Documentation ¶
Index ¶
- Constants
- func WithQuota(quota int) func(*Options)
- func WithTemperature(t float64) func(*Options)
- func WithTopP(p float64) func(*Options)
- type Chatter
- type Example
- type Options
- type Prompt
- func (prompt Prompt) MarshalText() (text []byte, err error)
- func (prompt *Prompt) WithContext(about string, context []string) *Prompt
- func (prompt *Prompt) WithExample(input, output string) *Prompt
- func (prompt *Prompt) WithInput(about string, input []string) *Prompt
- func (prompt *Prompt) WithInstruction(ins string, args ...any) *Prompt
- func (prompt *Prompt) WithRequirement(req string, args ...any) *Prompt
- func (prompt *Prompt) WithRequirements(note string) *Prompt
- func (prompt *Prompt) WithRole(role string) *Prompt
- func (prompt *Prompt) WithTask(task string, args ...any) *Prompt
- type Remark
Constants ¶
const Version = "v0.1.0"
Variables ¶
This section is empty.
Functions ¶
func WithTemperature ¶ added in v0.0.4
LLMs' critical parameter influencing the balance between predictability and creativity in generated text. Lower temperatures prioritize exploiting learned patterns, yielding more deterministic outputs, while higher temperatures encourage exploration, fostering diversity and innovation.
func WithTopP ¶ added in v0.0.4
Nucleus Sampling, a parameter used in LLMs, impacts token selection by considering only the most likely tokens that together represent a cumulative probability mass (e.g., top-p tokens). This limits the number of choices to avoid overly diverse or nonsensical outputs while maintaining diversity within the top-ranked options.
Types ¶
type Chatter ¶
type Chatter interface { UsedInputTokens() int UsedReplyTokens() int Prompt(context.Context, encoding.TextMarshaler, ...func(*Options)) (string, error) }
The generic trait to "interact" with LLMs;
type Example ¶ added in v0.0.5
type Example struct { Input string `json:"input,omitempty"` Output string `json:"output,omitempty"` }
Example is input output pair
type Options ¶ added in v0.0.4
type Options struct { // LLMs' critical parameter influencing the balance between predictability // and creativity in generated text. Lower temperatures prioritize exploiting // learned patterns, yielding more deterministic outputs, while higher // temperatures encourage exploration, fostering diversity and innovation. Temperature float64 // Nucleus Sampling, a parameter used in LLMs, impacts token selection by // considering only the most likely tokens that together represent // a cumulative probability mass (e.g., top-p tokens). This limits the // number of choices to avoid overly diverse or nonsensical outputs while // maintaining diversity within the top-ranked options. TopP float64 // Token quota for reply, the model would limit response given number Quota int }
type Prompt ¶
type Prompt struct { // Ground level constrain of the model behavior. // The latin meaning "something that has been laid down". // Think about it as a cornerstone of the model behavior. // "Act as <role>" ... Role string `json:"stratum,omitempty"` // The task is a summary of what you want the prompt to do. Task string `json:"task,omitempty"` // Instructions informs model how to complete the task. // Examples of how it could go about tasks. Instructions *Remark `json:"instructions,omitempty"` // Requirements is all about giving as much information as possible to ensure // your response does not use any incorrect assumptions. Requirements *Remark `json:"requirements,omitempty"` // Examples how to complete the task Examples []Example `json:"examples,omitempty"` // Input data required to complete the task. Input *Remark `json:"input,omitempty"` // Additional information required to complete the task. Context *Remark `json:"context,omitempty"` }
Prompt data type consisting of context and bag of exchange messages.

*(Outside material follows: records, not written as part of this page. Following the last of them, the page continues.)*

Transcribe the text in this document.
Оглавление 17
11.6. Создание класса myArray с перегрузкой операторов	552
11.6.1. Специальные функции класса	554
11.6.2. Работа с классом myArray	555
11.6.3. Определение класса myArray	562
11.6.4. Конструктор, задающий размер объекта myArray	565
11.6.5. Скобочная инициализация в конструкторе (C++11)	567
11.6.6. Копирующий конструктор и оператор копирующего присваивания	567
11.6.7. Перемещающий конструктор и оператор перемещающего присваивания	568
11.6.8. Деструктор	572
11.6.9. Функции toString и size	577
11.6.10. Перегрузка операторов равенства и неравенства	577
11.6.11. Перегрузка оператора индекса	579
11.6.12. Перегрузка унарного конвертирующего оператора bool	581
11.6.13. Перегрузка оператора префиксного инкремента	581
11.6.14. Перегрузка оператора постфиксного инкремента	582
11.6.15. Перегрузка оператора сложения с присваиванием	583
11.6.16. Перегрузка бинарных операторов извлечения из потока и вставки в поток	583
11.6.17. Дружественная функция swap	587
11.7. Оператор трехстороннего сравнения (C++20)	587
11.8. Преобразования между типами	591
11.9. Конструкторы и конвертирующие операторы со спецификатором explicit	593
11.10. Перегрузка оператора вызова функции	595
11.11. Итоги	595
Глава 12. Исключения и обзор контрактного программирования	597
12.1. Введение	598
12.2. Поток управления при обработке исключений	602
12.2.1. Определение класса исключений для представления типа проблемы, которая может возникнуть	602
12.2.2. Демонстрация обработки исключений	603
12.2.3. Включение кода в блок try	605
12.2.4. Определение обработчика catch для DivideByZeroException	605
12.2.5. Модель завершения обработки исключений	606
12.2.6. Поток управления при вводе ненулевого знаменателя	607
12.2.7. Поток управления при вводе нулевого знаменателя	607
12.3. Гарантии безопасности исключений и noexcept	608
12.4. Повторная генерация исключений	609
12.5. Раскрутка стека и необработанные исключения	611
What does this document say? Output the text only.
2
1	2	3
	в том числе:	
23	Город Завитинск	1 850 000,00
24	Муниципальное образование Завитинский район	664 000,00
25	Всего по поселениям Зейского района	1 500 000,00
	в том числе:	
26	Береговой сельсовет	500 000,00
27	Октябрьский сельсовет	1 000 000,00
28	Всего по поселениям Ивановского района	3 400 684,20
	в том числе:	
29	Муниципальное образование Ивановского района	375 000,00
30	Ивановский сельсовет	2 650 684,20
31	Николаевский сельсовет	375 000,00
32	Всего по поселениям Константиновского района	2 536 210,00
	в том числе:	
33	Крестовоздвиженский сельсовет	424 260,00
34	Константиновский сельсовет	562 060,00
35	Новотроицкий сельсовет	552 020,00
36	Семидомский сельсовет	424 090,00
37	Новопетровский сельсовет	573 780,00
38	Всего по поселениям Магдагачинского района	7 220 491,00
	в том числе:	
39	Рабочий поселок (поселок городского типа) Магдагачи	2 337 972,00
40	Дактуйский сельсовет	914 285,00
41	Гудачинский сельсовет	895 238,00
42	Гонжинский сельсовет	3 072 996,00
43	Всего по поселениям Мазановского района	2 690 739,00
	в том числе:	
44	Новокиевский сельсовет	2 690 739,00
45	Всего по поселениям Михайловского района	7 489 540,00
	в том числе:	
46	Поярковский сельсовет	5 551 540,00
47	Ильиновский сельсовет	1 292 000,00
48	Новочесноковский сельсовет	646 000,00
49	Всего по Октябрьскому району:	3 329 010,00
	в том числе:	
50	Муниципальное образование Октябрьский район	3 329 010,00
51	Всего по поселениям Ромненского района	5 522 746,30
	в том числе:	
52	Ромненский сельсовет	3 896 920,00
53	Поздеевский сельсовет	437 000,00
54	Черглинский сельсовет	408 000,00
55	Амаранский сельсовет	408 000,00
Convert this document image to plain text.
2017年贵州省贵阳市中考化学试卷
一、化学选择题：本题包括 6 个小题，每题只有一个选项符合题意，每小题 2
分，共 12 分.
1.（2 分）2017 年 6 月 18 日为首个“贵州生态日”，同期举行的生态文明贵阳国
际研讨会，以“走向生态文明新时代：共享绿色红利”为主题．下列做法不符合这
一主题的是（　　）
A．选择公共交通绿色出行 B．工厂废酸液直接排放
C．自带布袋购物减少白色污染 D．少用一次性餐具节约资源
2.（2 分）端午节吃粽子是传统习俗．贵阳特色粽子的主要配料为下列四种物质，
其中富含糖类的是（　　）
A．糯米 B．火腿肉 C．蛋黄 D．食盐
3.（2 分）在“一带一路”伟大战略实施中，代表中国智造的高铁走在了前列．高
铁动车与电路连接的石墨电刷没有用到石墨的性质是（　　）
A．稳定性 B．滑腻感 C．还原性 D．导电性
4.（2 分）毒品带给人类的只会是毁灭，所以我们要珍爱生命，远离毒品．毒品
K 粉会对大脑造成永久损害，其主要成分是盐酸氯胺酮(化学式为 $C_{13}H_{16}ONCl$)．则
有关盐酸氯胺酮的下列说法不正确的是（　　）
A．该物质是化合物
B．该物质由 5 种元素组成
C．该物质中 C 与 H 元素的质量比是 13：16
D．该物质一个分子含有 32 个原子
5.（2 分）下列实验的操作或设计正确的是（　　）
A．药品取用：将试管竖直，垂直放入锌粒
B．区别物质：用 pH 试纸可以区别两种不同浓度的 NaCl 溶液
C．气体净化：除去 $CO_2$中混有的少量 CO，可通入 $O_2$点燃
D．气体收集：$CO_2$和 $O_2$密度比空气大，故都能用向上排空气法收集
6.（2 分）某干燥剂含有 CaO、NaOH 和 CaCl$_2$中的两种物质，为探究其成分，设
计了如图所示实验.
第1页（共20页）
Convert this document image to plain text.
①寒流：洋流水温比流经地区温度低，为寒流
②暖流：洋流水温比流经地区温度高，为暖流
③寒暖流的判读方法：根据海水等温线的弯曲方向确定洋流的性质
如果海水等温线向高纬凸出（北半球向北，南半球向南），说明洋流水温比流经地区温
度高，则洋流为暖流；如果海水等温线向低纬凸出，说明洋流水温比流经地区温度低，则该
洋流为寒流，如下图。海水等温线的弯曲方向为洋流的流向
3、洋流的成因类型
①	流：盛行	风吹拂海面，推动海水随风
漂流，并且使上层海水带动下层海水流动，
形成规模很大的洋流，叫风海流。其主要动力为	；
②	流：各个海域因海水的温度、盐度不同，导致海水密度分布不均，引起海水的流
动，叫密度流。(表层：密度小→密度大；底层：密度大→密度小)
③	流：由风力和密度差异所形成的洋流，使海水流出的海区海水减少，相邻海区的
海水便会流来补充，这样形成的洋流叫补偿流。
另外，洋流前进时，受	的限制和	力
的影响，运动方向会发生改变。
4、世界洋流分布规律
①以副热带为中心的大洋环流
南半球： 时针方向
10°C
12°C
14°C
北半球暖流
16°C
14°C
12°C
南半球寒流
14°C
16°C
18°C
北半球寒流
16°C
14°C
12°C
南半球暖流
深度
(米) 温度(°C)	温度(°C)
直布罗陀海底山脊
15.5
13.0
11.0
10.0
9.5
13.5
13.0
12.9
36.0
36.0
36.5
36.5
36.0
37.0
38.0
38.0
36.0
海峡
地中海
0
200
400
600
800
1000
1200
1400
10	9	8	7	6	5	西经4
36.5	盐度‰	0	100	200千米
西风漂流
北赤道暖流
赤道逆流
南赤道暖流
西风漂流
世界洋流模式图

func (Prompt) MarshalText ¶ added in v0.1.0
Generic prompt formatter. Build prompt following the best approach
{role}. {task}. {instructions}. 1. {requirements} 2. {requirements} 3. ... Examples: Input: {input} Output: {output} {about input}: - {input} - {input} - ... {about context} - {context} - {context} - ...
func (*Prompt) WithContext ¶ added in v0.0.4
Additional information required to complete the task.
func (*Prompt) WithExample ¶ added in v0.0.5
Define the example of expected task
func (*Prompt) WithInstruction ¶ added in v0.0.4
Instructions informs model how to complete the task. Examples of how it could go about tasks.
func (*Prompt) WithRequirement ¶ added in v0.0.4
Requirements is all about giving as much information as possible to ensure your response does not use any incorrect assumptions.
func (*Prompt) WithRequirements ¶ added in v0.0.4
Requirements is all about giving as much information as possible to ensure your response does not use any incorrect assumptions.